Following a 23-12 victory for Ireland over New Zealand in their July international, here’s our five takeaways from the match in Dunedin on Saturday.
Ireland maintain intensity and accuracy in historic win
After the frustration of last weekend, where an excellent start gave way to a mistake-ridden final 60 minutes, this was so much better from the tourists. Yes, they were still profligate and didn’t score the points their dominance deserved but Andy Farrell’s men managed to keep their foot on the throat in the second Test. They kept up with the pace the All Blacks inevitably put on the ball, controlled the gain line, won the aerial battle and had the hosts under immense pressure throughout. Despite the close-ish nature of the scoreline, this was ultimately a hammering.
All Blacks pay the price for lax Super Rugby officiating
Quite frankly, the southern hemisphere don’t want to properly deal with foul play and, as a result, it proved costly for New Zealand in Dunedin. From Leicester Fainga’anuku’s reckless challenge (more on that below) to Angus Ta’avao’s technically poor tackle on Garry Ringrose, their discipline was extremely poor. Those in New Zealand have been the most outspoken against the clampdown in dangerous challenges, desperately wanting the 20-minute red card to effectively excuse the illegal actions of players, and that attitude cost them on Saturday. Thankfully for the All Blacks it wasn’t a World Cup knockout game and they have a chance to change down their attitudes ahead of next year’s competition.
All Blacks fortunate despite card punishment
While they received three cards, it could have been much, much worse for the hosts. On another day, Fainga’anuku would have seen red for his challenge on Mack Hansen and Ireland would have been awarded a penalty try after Ofa Tuungafasi was yellow carded for tugging back Ringrose with the line beckoning. Coincidently, Tuungafasi and Ta’avao were off the field at the same time which meant uncontested scrums for a brief period. New Zealand should have therefore been briefly down to 12, akin to Italy in the Six Nations, who only had one player sent off but were reduced to 13 because of the laws. Jaco Peyper evidently didn’t realise it and it benefited the All Blacks who had enough men on the field to pressurise the Ireland backline and force a knock on.
Heroic Irish defence
Ireland delivered a superb all-round performance and richly deserved their win as they held the upper hand in most facets of play but something which should delight Farrell and the rest of his coaching staff is the huge defensive effort from his troops – especially during the latter stages of this Test. Yes, the All Blacks scored a consolation try in the 77th minute when Will Jordan went over out wide but prior to that Samisoni Taukei’aho, Pita Gus Sowakula and Aidan Ross all had cracks at Ireland’s line before Folau Fakatava and Brodie Retallick were denied by heroic defence from the visitors. That is testament to excellent fitness levels from the visitors and illustrates that they were matching the All Blacks physically – something which few teams have managed over the years.

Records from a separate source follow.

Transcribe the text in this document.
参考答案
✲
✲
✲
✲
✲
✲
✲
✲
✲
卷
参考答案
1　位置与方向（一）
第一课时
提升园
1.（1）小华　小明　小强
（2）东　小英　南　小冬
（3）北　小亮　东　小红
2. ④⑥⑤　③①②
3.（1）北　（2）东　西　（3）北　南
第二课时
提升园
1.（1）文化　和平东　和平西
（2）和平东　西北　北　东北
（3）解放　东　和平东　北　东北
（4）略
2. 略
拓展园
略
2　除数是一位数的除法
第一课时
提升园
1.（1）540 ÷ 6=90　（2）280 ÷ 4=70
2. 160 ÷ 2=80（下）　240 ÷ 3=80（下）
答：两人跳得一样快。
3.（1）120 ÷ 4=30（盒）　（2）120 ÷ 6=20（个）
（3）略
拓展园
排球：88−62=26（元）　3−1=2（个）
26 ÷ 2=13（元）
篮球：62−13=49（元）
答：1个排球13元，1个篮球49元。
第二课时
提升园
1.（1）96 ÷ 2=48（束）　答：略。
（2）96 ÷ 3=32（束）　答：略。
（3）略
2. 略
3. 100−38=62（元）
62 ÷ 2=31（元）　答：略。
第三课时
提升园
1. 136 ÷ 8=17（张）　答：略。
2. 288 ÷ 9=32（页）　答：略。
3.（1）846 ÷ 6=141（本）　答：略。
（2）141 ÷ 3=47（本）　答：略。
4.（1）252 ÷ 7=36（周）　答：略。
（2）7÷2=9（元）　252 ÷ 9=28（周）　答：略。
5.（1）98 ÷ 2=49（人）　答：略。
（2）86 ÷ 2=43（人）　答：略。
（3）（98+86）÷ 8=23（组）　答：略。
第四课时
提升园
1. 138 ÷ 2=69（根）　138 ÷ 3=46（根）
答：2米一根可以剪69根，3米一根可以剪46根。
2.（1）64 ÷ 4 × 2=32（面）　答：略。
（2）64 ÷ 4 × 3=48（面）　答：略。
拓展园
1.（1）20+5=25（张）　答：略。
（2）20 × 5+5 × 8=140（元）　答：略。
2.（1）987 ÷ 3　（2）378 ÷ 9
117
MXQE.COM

Brainless and one-dimensional All Blacks
Ireland controlled possession and territory well and delivered a structured performance whereas their opponents were the complete opposite of that. There was plenty of desperation from the All Blacks when calm heads were needed under the inevitable pressure which came with them being reduced to 14 men after Ta’avao received his marching orders. What followed was a very disjointed performance from Ian Foster’s troops as they opted to run the ball from all areas of the field – especially in the first half – with the hope of clinching the result. Throwing the ball wide with the hope of beating Irish was never going to work and as a result the visitors completely dominated.